古典に学ぶ㊳ 『伊勢物語』のおもしろさを読む(26)
─ 惟喬親王の取り巻きとしての昔男と有常 ─

実川恵子

みそはぎ

みそはぎ

第十六段の「友だち」が昔男であることは言うまでもなく、また、紀有常は、昔男のモデルである在原業平の妻の父親であることは先述した通りである。そして、初段は昔男と有常の娘との出会いの場面を描いているとも考えられる。したがって、有常は娘婿である昔男を「ねむごろにあひ語らひける友だち」としていることになる。
舅(しゅうと)と娘婿が「友だち」関係にあるというのはやや奇異に映るが、年の離れた若い友人と自分の娘を結婚させるというようなことはいつの時代にもあり得る。風流人であり、色好みでもある有常は昔男とは同類の嗜好を持つ人物であり、2人は互いによく気があったのであろう。
先に記したように有常の妹の静子は文徳天皇の更衣となり、第1皇子惟高親王を産んでいる。惟高親王はとてもすぐれた聡明な人物で、大変人気があり、またすこぶる風流人でもあったようである。
その親王の伯父にあたる有常は、いつもそばに仕え親王をもり立てていた。そして親王の従姉妹の夫である昔男も、やはりこの親王をこの上なく敬愛し、親しく仕えていたのである。その様子は『伊勢物語』の第八十二段・八十三段・八十五段の、いわゆる惟高親王関連章段群に描かれている。
第八十二段の、有名な渚の院の話では、有常は再三にわたって親王に代わり、昔男の歌に返歌している。その箇所を引用したい。
親王は毎年桜の季節になると、狩りの名目で水無瀬(み なせ)にある離宮の渚の院に出かけた。その時、いつも右の馬の頭(かみ)であった昔男を同行していた。そして、狩りはろくにしないで一日中桜をめでては歌を詠んでいた。日暮れになると、ある供人が従者に酒をもたせてやって来た。この酒を飲みてむとて、よき所を求めゆくに、天の河といふ所にいたりぬ。
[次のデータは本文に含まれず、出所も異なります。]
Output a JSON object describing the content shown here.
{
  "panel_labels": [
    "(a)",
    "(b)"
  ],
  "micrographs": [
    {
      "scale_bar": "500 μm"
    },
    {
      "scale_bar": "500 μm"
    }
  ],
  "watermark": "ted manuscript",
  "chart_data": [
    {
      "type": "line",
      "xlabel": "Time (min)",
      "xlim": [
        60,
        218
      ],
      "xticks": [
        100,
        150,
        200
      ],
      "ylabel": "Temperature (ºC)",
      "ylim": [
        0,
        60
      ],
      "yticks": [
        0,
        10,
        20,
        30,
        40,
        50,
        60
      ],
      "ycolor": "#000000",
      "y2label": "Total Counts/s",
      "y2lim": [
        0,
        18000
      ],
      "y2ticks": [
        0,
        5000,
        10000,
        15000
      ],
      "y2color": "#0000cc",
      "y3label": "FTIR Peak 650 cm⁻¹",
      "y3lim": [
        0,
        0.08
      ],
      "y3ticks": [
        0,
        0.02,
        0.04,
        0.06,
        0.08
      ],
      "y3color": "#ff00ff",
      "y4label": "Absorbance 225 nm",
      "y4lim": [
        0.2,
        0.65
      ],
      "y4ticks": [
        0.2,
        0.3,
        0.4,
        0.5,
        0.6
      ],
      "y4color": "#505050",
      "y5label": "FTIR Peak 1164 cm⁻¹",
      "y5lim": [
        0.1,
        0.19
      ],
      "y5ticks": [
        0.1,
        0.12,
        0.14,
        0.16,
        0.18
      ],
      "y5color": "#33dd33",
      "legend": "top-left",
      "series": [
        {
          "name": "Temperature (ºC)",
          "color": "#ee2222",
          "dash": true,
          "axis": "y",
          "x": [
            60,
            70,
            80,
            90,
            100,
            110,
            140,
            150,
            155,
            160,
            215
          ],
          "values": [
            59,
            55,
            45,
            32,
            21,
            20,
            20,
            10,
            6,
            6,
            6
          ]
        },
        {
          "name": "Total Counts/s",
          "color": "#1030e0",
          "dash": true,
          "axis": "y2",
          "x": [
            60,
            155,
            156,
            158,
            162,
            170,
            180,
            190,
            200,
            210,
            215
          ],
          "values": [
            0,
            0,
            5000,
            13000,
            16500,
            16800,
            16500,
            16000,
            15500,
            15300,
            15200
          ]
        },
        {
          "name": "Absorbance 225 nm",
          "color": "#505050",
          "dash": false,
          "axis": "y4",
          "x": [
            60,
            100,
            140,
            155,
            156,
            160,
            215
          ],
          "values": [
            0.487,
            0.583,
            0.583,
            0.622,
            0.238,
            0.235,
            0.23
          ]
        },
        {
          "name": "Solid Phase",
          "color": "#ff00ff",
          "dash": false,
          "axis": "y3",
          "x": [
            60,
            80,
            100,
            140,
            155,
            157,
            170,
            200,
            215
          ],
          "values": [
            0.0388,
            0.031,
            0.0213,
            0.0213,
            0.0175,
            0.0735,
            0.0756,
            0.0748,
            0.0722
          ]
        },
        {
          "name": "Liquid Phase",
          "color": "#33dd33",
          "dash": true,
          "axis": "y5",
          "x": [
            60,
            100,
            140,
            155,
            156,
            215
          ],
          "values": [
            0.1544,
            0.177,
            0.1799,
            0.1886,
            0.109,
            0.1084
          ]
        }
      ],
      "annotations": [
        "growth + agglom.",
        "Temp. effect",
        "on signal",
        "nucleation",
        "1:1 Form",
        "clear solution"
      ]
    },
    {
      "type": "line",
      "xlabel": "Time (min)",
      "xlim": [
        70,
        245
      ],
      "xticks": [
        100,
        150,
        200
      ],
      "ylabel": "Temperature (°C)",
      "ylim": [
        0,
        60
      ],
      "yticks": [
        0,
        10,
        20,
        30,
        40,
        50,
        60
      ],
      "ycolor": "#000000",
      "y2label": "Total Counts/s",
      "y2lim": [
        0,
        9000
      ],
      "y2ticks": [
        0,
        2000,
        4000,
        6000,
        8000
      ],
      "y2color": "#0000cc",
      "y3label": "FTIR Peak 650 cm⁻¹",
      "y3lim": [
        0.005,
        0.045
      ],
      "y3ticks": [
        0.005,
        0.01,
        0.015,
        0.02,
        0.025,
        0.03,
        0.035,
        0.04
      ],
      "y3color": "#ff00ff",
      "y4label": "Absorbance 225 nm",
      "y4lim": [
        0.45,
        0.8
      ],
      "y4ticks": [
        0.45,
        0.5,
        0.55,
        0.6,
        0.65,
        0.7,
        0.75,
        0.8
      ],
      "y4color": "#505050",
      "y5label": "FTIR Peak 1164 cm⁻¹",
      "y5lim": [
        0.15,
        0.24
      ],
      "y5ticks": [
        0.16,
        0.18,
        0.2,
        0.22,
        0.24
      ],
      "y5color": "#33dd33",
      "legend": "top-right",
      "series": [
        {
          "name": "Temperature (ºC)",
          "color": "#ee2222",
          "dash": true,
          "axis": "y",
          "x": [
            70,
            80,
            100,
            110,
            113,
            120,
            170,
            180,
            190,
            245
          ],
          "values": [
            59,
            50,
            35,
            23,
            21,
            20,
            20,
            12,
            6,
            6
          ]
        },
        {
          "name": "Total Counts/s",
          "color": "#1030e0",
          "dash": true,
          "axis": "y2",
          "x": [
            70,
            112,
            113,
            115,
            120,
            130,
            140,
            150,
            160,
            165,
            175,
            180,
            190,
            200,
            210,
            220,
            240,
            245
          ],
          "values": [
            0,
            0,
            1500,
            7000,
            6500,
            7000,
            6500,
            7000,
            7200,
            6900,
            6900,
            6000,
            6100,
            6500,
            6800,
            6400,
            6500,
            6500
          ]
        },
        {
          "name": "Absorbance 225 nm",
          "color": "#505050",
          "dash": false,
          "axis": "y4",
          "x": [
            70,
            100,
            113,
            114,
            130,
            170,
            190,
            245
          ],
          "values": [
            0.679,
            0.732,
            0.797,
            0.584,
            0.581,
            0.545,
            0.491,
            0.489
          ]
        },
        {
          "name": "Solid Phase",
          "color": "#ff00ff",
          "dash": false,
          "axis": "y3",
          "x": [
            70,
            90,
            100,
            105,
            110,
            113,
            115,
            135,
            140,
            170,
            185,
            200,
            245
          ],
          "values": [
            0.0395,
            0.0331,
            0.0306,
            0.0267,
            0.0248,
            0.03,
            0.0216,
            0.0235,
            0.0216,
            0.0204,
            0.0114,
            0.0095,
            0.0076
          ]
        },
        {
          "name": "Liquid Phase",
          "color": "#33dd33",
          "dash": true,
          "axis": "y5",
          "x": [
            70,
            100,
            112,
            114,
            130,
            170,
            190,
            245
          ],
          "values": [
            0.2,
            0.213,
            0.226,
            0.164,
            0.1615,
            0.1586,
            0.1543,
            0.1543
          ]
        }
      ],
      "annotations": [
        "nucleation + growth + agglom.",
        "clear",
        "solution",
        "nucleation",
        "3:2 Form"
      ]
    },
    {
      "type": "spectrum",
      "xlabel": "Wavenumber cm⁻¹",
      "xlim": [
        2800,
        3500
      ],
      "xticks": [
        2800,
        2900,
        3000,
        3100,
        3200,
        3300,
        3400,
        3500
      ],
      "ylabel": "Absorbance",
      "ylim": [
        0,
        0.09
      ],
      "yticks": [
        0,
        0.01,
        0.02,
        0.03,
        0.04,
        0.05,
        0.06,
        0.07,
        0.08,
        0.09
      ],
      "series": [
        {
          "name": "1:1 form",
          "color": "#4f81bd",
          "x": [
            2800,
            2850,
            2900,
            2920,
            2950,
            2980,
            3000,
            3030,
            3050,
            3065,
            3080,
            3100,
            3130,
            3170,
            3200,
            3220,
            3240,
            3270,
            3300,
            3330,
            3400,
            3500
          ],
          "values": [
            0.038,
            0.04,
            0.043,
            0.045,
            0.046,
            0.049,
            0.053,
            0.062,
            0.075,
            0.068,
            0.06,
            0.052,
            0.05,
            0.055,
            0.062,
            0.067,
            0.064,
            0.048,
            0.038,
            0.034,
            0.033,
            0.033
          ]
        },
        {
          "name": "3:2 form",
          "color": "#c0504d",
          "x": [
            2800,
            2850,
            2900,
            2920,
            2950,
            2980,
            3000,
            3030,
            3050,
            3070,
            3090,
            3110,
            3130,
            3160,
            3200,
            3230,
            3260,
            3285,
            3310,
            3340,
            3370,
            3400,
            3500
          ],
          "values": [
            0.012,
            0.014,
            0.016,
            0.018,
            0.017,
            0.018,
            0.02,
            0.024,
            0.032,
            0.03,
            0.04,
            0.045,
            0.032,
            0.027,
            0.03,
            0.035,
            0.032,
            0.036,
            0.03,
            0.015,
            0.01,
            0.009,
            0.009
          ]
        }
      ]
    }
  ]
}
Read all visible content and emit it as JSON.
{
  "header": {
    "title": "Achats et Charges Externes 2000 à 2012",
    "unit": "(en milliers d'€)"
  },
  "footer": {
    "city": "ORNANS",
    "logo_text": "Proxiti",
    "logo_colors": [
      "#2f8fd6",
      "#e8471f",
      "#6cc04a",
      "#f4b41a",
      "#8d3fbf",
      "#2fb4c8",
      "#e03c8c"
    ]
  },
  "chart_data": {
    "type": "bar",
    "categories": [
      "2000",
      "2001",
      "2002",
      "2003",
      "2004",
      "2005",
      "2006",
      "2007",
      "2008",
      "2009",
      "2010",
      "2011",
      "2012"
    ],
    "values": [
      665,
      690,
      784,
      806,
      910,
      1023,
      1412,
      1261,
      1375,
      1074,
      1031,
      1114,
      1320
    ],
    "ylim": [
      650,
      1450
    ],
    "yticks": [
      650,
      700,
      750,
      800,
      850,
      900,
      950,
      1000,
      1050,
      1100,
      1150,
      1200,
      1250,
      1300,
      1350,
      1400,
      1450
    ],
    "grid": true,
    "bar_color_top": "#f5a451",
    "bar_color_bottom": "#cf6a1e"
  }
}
親王(みこ)に馬の頭、大御酒(おおみき)まゐる。親王   ののたまひける、「交野を狩りて、天の河のほとりにいたる、を題にて歌よみて盃(さかづき)はさせ」とのたまうければ、かの馬   の頭よみて奉りける。

狩りくらしたなばたつめに宿からむ天の川原にわれは来にけり

「交野」は現在の大阪府枚方市のあたりで、「天の河」は淀川にそそぐ現在の天野川をさすと考えられる。渚の院の旧跡もそのほとりに遺(のこ)っている。昔男が親王に酒をつごうとすると、親王は「交野を狩りて、天の河のほとりにいたる」ということを題にして歌を詠んでから盃に酒をつぐように命じる。昔男はたちどころに歌を詠んだ。
狩りをしていたら日が暮れたので、今夜は「たなばたつめ」、すなわち織姫様に宿を所望しましょう。だって天の河原にやってきたのだから。
「天の河」という地名から七夕伝説を連想し、天の河のほとりに住んでいるはずの織姫の家に泊めてもらおうと、やや好色めいた歌を詠む。このような連想を誘う歌は酒宴の場にふさわしいともいえる。さすがは和歌の名手の昔男である。
ところが、親王はこの歌に返歌しようとしたが、なかなかできなかった。親王、歌をかへすがへす誦(ず)じたまうて、返しえしたまはず。
紀の有常、御供に仕うまつれり。それが返し、
ひととせにひとたびきます君待てば宿かす人もあらじとぞ思ふ
そこに登場したのが、紀有常、苦吟する親王に代わって歌を返す。
残念ながら、織姫様は1年に1度だけやって来る男君(彦星)を待っているのだから、あなたになんか宿を貸してくれる人はいないと思いますよ。
有常も七夕伝説に基づいて、織姫は彦星以外の男を泊めたりはしまいよと機知で切り返す。なかなかあっぱれな詠みぶりである。伯父として親王を助けながらも、昔男に劣らない歌才を発揮しているのである。